Pemberontakan terhadap Majapahit adalah dipimpin oleh Ranggalawe (1309),
Sora (1311), Nambi (1316), Kuti (1319) dan Semi (1319). Pemberontakan Kutilah
yang palling berbahaya, sehingga Jayanagara sampai diungsikan dari istana
Majapahit menuju ke Desa Bandader. Raja dikawal oleh pasukan Bayangkari yang
dipimpin oleh seorang prajurit bernama Gajah Mada. Gajah mada berhasil
memadamkan pemberontakan di majapahit. Atas jasanya ia diangkat menjadi Patih
Kahuripan (1319-1321), lalu dipindahkan ke Kediri (1322-1330).

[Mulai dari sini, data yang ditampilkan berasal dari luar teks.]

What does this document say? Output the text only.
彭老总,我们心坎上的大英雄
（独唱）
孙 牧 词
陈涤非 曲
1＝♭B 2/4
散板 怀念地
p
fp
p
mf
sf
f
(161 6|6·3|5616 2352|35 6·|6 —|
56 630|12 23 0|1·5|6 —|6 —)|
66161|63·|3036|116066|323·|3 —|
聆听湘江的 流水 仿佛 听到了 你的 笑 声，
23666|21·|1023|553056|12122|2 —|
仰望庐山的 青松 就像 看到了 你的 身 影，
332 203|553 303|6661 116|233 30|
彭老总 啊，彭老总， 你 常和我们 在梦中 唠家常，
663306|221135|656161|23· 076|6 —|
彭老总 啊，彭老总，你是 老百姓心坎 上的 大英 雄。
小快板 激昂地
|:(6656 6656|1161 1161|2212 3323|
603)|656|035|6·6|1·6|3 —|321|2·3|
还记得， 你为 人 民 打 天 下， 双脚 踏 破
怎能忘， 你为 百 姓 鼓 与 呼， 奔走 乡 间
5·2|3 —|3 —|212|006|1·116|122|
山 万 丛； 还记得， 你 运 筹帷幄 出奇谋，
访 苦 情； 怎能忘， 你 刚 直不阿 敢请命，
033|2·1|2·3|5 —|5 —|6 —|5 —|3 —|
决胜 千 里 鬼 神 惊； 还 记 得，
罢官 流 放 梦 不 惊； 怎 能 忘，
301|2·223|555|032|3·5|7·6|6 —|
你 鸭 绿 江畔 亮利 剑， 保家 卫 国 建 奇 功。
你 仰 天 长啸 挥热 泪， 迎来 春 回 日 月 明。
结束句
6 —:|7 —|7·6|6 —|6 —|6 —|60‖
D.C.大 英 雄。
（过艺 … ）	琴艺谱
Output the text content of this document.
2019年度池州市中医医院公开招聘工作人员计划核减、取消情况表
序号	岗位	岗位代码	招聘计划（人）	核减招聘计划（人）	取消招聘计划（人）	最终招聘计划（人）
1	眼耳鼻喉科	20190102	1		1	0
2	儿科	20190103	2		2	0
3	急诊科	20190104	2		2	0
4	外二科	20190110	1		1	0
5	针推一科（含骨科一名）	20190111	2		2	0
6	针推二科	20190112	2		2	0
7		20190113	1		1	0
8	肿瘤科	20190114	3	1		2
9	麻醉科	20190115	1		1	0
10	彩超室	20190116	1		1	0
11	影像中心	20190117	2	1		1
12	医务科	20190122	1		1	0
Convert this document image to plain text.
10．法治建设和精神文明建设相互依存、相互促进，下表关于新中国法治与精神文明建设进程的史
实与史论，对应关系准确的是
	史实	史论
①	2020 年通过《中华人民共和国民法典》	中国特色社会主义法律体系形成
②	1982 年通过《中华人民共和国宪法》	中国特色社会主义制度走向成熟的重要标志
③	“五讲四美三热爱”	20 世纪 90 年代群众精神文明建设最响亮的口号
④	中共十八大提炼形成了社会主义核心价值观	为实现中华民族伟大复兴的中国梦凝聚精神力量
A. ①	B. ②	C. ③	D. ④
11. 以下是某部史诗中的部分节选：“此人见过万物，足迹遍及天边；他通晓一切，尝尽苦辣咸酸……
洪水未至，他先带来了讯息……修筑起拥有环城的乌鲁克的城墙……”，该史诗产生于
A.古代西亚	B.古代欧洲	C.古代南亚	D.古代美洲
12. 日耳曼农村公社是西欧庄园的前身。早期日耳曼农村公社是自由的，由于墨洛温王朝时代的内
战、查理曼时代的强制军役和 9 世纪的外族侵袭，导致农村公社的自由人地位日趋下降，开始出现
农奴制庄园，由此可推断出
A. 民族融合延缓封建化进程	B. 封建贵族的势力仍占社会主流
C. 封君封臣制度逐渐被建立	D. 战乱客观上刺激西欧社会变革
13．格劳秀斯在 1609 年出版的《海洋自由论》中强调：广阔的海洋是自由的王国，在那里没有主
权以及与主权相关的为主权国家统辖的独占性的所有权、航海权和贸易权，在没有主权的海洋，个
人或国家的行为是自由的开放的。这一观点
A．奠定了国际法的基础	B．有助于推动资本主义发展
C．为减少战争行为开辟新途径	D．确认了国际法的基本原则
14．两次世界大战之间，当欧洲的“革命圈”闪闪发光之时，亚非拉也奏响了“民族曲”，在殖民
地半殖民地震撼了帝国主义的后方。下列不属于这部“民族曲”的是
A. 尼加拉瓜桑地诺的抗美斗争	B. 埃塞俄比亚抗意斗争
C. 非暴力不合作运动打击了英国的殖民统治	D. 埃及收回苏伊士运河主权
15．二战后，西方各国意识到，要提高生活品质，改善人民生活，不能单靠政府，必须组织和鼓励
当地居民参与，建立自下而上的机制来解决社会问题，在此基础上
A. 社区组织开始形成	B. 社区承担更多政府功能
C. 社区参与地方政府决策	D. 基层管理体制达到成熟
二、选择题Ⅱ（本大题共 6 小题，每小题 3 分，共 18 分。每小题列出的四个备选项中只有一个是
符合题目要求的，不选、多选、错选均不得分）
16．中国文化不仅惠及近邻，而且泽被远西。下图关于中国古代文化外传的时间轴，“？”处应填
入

Pada tahun 1331, Raja Jayanagara wafat, dengan tidak meninggalkan
seorang putra pun. Beliau digantikan oleh kemenakannya, Bhre Kahuripan,
bergelar sebagai Tribhuwanatunggadewi Jayawisnuwardhani. Pada tahun 1331,
timbullah pemberontakan Sadeng. Gajah Mada ditugaskan memimpin pasukan
Majapahit untuk menumpas pemberontakan Sadeng dan pasukan Majapahit berhasil
menumpas pemberontakan tersebut. Sebagai penghargaan atas jasanya, Gajah Mada
diangkat menjadi Mangkubumi (Perdana Menteri) pada tahun 1331.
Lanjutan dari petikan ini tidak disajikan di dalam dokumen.